Juvenile-onset Friedreich’s Ataxia Patients Have Abnormal Structures Linked to Heart Disease
Younger Friedreich’s ataxia patients have an abnormal assembly of heart structures called intercalated discs (ICD) which prevent proper transmission of signals between heart muscle cells and contribute to heart disease.
The study, “The significance of intercalated discs in the pathogenesis of Friedreich cardiomyopathy,” published in the Journal of the Neurological Sciences, suggests that frataxin replacement therapy could possibly mend the structures to re-establish sufficient communication and connections between heart muscle cells.
Cardiomyopathy, or diseased heart muscles, is the most frequent cause of death in Friedreich’s ataxia patients. This abnormality, as well as those seen in skeletal muscle, is caused by the lack of frataxin, and researchers have studied the anatomic, cellular, and molecular changes in great detail.
But one structure — the intercalated disc — has received relatively little attention. Intercalated discs connect individual heart muscle cells with each other, so that when a signal to contract reaches one cell, it rapidly spreads, allowing all the cells to contract in a synchronized fashion. The discs hold molecular structures that allow ions to pass while tightly connecting the cells.

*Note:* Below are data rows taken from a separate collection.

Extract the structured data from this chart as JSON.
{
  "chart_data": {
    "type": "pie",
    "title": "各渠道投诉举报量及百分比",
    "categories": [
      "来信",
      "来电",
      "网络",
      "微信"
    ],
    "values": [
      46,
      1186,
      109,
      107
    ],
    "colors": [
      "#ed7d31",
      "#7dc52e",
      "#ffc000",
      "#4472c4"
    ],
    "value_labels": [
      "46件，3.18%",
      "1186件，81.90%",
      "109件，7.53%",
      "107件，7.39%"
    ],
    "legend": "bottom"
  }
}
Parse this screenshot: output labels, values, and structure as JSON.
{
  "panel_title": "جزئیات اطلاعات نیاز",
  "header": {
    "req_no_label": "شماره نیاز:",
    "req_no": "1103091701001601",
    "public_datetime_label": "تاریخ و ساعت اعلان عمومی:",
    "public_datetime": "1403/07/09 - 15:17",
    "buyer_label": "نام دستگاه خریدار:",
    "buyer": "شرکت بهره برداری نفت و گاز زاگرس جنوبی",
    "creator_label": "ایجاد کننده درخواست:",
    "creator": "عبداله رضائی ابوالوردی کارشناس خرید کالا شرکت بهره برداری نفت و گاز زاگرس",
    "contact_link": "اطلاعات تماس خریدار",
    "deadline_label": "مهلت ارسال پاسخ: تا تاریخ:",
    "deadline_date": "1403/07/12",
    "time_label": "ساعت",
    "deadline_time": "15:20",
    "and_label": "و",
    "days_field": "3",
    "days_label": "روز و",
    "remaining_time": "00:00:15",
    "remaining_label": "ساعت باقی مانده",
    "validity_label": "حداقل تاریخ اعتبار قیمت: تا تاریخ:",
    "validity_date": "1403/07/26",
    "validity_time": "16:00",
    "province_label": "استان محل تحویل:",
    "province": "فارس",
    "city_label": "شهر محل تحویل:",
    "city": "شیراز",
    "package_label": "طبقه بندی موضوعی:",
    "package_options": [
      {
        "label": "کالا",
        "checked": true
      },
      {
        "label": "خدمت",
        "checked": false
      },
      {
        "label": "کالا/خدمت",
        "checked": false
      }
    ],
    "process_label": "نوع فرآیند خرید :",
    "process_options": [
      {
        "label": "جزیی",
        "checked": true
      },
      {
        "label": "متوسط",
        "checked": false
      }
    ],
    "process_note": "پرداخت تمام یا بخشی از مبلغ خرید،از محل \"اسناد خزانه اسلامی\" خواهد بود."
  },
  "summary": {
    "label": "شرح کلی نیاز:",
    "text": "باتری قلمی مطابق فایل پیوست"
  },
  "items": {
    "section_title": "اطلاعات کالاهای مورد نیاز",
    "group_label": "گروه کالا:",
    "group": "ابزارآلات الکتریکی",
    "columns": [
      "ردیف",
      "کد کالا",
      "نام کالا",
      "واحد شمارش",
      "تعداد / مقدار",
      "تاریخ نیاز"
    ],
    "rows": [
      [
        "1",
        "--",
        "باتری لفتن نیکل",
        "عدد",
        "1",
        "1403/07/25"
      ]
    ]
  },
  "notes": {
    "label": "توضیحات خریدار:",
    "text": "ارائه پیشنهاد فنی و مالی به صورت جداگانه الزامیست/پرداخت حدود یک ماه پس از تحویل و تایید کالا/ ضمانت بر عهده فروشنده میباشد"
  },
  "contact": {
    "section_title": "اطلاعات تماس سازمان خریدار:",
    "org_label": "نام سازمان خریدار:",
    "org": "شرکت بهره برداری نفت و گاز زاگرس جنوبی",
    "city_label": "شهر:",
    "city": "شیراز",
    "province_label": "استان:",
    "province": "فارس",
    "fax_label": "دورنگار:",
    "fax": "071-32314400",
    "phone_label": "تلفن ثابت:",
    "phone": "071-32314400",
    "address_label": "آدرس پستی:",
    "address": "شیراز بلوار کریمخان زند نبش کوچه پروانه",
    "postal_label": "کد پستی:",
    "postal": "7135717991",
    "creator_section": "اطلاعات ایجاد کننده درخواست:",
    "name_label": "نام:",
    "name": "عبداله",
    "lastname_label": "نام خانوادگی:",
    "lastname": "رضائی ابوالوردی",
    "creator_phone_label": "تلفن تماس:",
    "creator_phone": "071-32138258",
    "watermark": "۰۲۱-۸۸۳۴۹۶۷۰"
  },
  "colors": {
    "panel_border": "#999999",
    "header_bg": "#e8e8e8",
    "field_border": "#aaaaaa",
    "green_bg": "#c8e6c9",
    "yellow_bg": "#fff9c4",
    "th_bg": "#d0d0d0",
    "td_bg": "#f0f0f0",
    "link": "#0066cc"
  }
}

To take a closer look at the role intercalated discs may play in Friedreich’s ataxia heart disease, researchers at the Veterans Affairs Medical Center in Albany and Albany Medical College in New York analyzed heart tissue from 18 deceased patients and 12 controls that had died of unrelated causes.
The age at death ranged from 10 to 87 years for patients and similar ages in controls.

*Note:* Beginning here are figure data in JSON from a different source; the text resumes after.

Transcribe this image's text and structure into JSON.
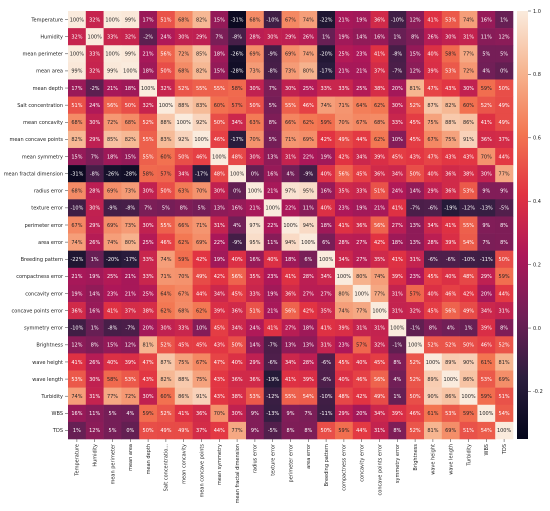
{
  "chart_data": {
    "type": "heatmap",
    "title": "",
    "xlabel": "",
    "ylabel": "",
    "grid": false,
    "legend": "colorbar-right",
    "colorbar": {
      "ticks": [
        "1.0",
        "0.8",
        "0.6",
        "0.4",
        "0.2",
        "0.0",
        "-0.2"
      ],
      "range": [
        -0.35,
        1.0
      ],
      "colors": [
        "#03051a",
        "#2c1e3e",
        "#701f57",
        "#ad1759",
        "#e13342",
        "#f37651",
        "#f6b48f",
        "#faebdd"
      ]
    },
    "x_tick_labels": [
      "Temperature",
      "Humidity",
      "mean perimeter",
      "mean area",
      "mean depth",
      "Salt concentratio...",
      "mean concavity",
      "mean concave points",
      "mean symmetry",
      "mean fractal dimension",
      "radius error",
      "texture error",
      "perimeter error",
      "area error",
      "Breeding pattern",
      "compactness error",
      "concavity error",
      "concave points error",
      "symmetry error",
      "Brightness",
      "wave height",
      "wave length",
      "Turbidity",
      "WBS",
      "TDS"
    ],
    "y_tick_labels": [
      "Temperature",
      "Humidity",
      "mean perimeter",
      "mean area",
      "mean depth",
      "Salt concentration",
      "mean concavity",
      "mean concave points",
      "mean symmetry",
      "mean fractal dimension",
      "radius error",
      "texture error",
      "perimeter error",
      "area error",
      "Breeding pattern",
      "compactness error",
      "concavity error",
      "concave points error",
      "symmetry error",
      "Brightness",
      "wave height",
      "wave length",
      "Turbidity",
      "WBS",
      "TDS"
    ],
    "values": [
      [
        100,
        32,
        100,
        99,
        17,
        51,
        68,
        82,
        15,
        -31,
        68,
        -10,
        67,
        74,
        -22,
        21,
        19,
        36,
        -10,
        12,
        41,
        53,
        74,
        16,
        1
      ],
      [
        32,
        100,
        33,
        32,
        -2,
        24,
        30,
        29,
        7,
        -8,
        28,
        30,
        29,
        26,
        1,
        19,
        14,
        16,
        1,
        8,
        26,
        30,
        31,
        11,
        12
      ],
      [
        100,
        33,
        100,
        99,
        21,
        56,
        72,
        85,
        18,
        -26,
        69,
        -9,
        69,
        74,
        -20,
        25,
        23,
        41,
        -8,
        15,
        40,
        58,
        77,
        5,
        5
      ],
      [
        99,
        32,
        99,
        100,
        18,
        50,
        68,
        82,
        15,
        -28,
        73,
        -8,
        73,
        80,
        -17,
        21,
        21,
        37,
        -7,
        12,
        39,
        53,
        72,
        4,
        0
      ],
      [
        17,
        -2,
        21,
        18,
        100,
        32,
        52,
        55,
        55,
        58,
        30,
        7,
        30,
        25,
        33,
        33,
        25,
        38,
        20,
        81,
        47,
        43,
        30,
        59,
        50
      ],
      [
        51,
        24,
        56,
        50,
        32,
        100,
        88,
        83,
        60,
        57,
        50,
        5,
        55,
        46,
        74,
        71,
        64,
        62,
        30,
        52,
        87,
        82,
        60,
        52,
        49
      ],
      [
        68,
        30,
        72,
        68,
        52,
        88,
        100,
        92,
        50,
        34,
        63,
        8,
        66,
        62,
        59,
        70,
        67,
        68,
        33,
        45,
        75,
        88,
        86,
        41,
        49
      ],
      [
        82,
        29,
        85,
        82,
        55,
        83,
        92,
        100,
        46,
        -17,
        70,
        5,
        71,
        69,
        42,
        49,
        44,
        62,
        10,
        45,
        67,
        75,
        91,
        36,
        37
      ],
      [
        15,
        7,
        18,
        15,
        55,
        60,
        50,
        46,
        100,
        48,
        30,
        13,
        31,
        22,
        19,
        42,
        34,
        39,
        45,
        43,
        47,
        43,
        43,
        70,
        44
      ],
      [
        -31,
        -8,
        -26,
        -28,
        58,
        57,
        34,
        -17,
        48,
        100,
        0,
        16,
        4,
        -9,
        40,
        56,
        45,
        36,
        34,
        50,
        40,
        36,
        38,
        30,
        77
      ],
      [
        68,
        28,
        69,
        73,
        30,
        50,
        63,
        70,
        30,
        0,
        100,
        21,
        97,
        95,
        16,
        35,
        33,
        51,
        24,
        14,
        29,
        36,
        53,
        9,
        9
      ],
      [
        -10,
        30,
        -9,
        -8,
        7,
        5,
        8,
        5,
        13,
        16,
        21,
        100,
        22,
        11,
        40,
        23,
        19,
        21,
        41,
        -7,
        -6,
        -19,
        -12,
        -13,
        -5
      ],
      [
        67,
        29,
        69,
        73,
        30,
        55,
        66,
        71,
        31,
        4,
        97,
        22,
        100,
        94,
        18,
        41,
        36,
        56,
        27,
        13,
        34,
        41,
        55,
        9,
        8
      ],
      [
        74,
        26,
        74,
        80,
        25,
        46,
        62,
        69,
        22,
        -9,
        95,
        11,
        94,
        100,
        6,
        28,
        27,
        42,
        18,
        13,
        28,
        39,
        54,
        7,
        8
      ],
      [
        -22,
        1,
        -20,
        -17,
        33,
        74,
        59,
        42,
        19,
        40,
        16,
        40,
        18,
        6,
        100,
        34,
        27,
        35,
        41,
        31,
        -6,
        -6,
        -10,
        -11,
        50
      ],
      [
        21,
        19,
        25,
        21,
        33,
        71,
        70,
        49,
        42,
        56,
        35,
        23,
        41,
        28,
        34,
        100,
        80,
        74,
        39,
        23,
        45,
        40,
        48,
        29,
        59
      ],
      [
        19,
        14,
        23,
        21,
        25,
        64,
        67,
        44,
        34,
        45,
        33,
        19,
        36,
        27,
        27,
        80,
        100,
        77,
        31,
        57,
        40,
        46,
        42,
        20,
        44
      ],
      [
        36,
        16,
        41,
        37,
        38,
        62,
        68,
        62,
        39,
        36,
        51,
        21,
        56,
        42,
        35,
        74,
        77,
        100,
        31,
        32,
        45,
        56,
        49,
        34,
        31
      ],
      [
        -10,
        1,
        -8,
        -7,
        20,
        30,
        33,
        10,
        45,
        34,
        24,
        41,
        27,
        18,
        41,
        39,
        31,
        31,
        100,
        -1,
        8,
        4,
        1,
        39,
        8
      ],
      [
        12,
        8,
        15,
        12,
        81,
        52,
        45,
        45,
        43,
        50,
        14,
        -7,
        13,
        13,
        31,
        23,
        57,
        32,
        -1,
        100,
        52,
        52,
        50,
        46,
        52
      ],
      [
        41,
        26,
        40,
        39,
        47,
        87,
        75,
        67,
        47,
        40,
        29,
        -6,
        34,
        28,
        -6,
        45,
        40,
        45,
        8,
        52,
        100,
        89,
        90,
        61,
        81
      ],
      [
        53,
        30,
        58,
        53,
        43,
        82,
        88,
        75,
        43,
        36,
        36,
        -19,
        41,
        39,
        -6,
        40,
        46,
        56,
        4,
        52,
        89,
        100,
        86,
        53,
        69
      ],
      [
        74,
        31,
        77,
        72,
        30,
        60,
        86,
        91,
        43,
        38,
        53,
        -12,
        55,
        54,
        -10,
        48,
        42,
        49,
        1,
        50,
        90,
        86,
        100,
        59,
        51
      ],
      [
        16,
        11,
        5,
        4,
        59,
        52,
        41,
        36,
        70,
        30,
        9,
        -13,
        9,
        7,
        -11,
        29,
        20,
        34,
        39,
        46,
        61,
        53,
        59,
        100,
        54
      ],
      [
        1,
        12,
        5,
        0,
        50,
        49,
        49,
        37,
        44,
        77,
        9,
        -5,
        8,
        8,
        50,
        59,
        44,
        31,
        8,
        52,
        81,
        69,
        51,
        54,
        100
      ]
    ]
  }
}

Researchers found that in patients with juvenile-onset Friedreich’s ataxia, the intercalated discs were larger than normal and had an irregular appearance. Instead of the normal shape of a slightly curved line, analyses showed discs that had a more zig-zag-like appearance, with some discs not fully formed and others duplicated.

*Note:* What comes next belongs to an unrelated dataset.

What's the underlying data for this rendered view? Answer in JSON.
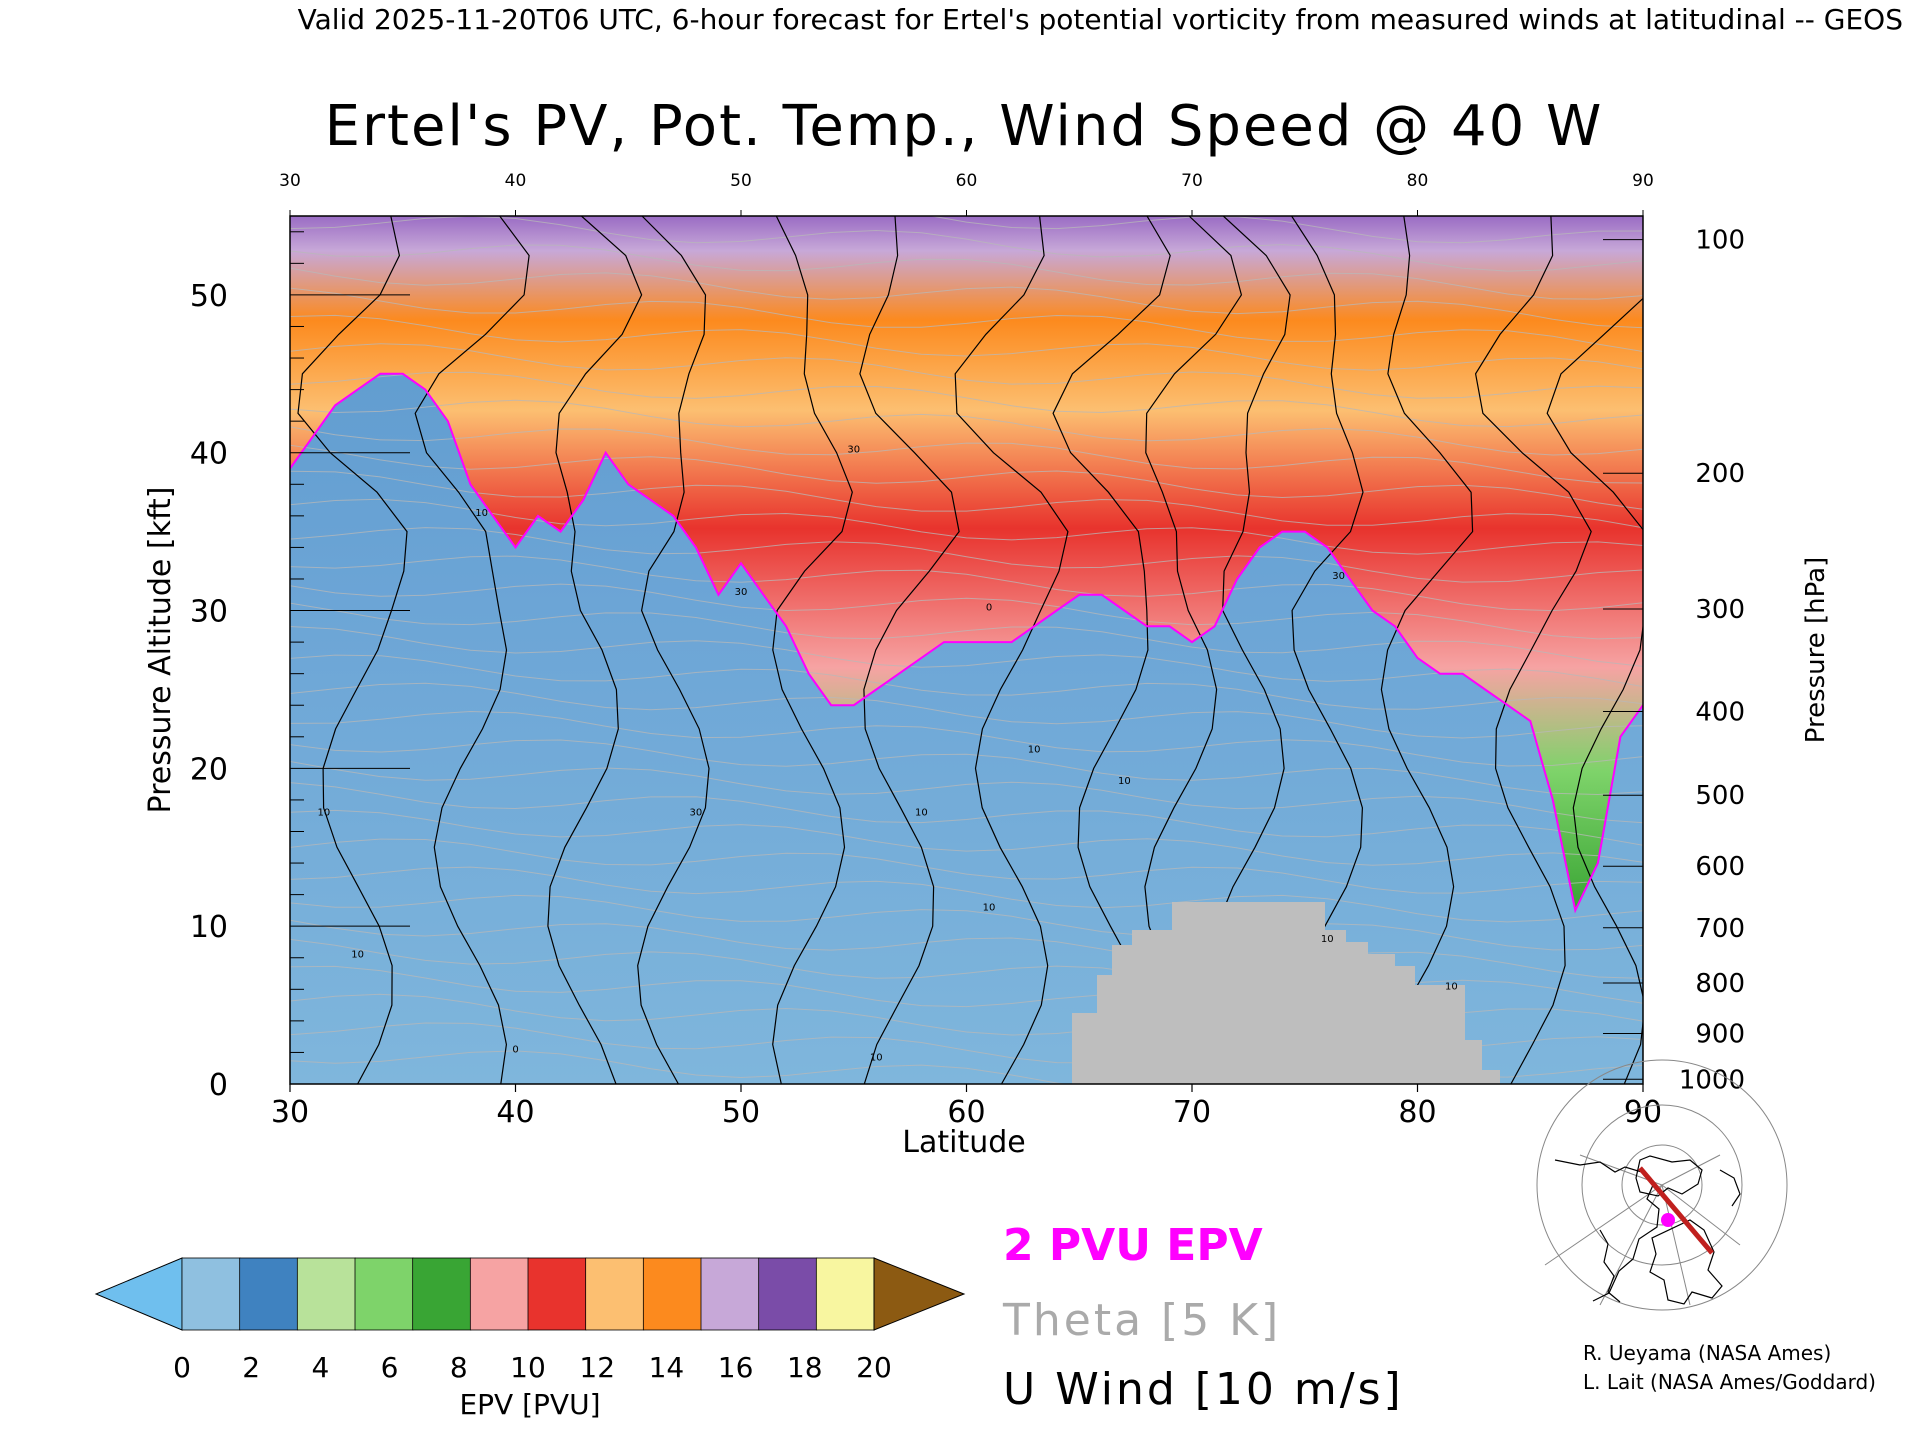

Proteins making up desmosomes and gap junctions — the molecular complexes keeping cells attached and communicating — were also abnormally distributed. One of the proteins was commonly found in the plasma membrane lining the cells in addition to the irregular presence in the intercalated disc.
In contrast, two patients with late-disease onset who survived for a long time had neither heart disease nor an abnormal appearance of the intercalated discs.
“The specific mechanism by which frataxin deficiency causes the mismatch of ICD and hypertrophic heart fibers in [Friedreich’s ataxia] is unknown,” the authors wrote. “Frataxin replacement therapy may re-establish sufficient communication across gap junctions and restore normal end-to-end mechanical adhesion of heart fibers.”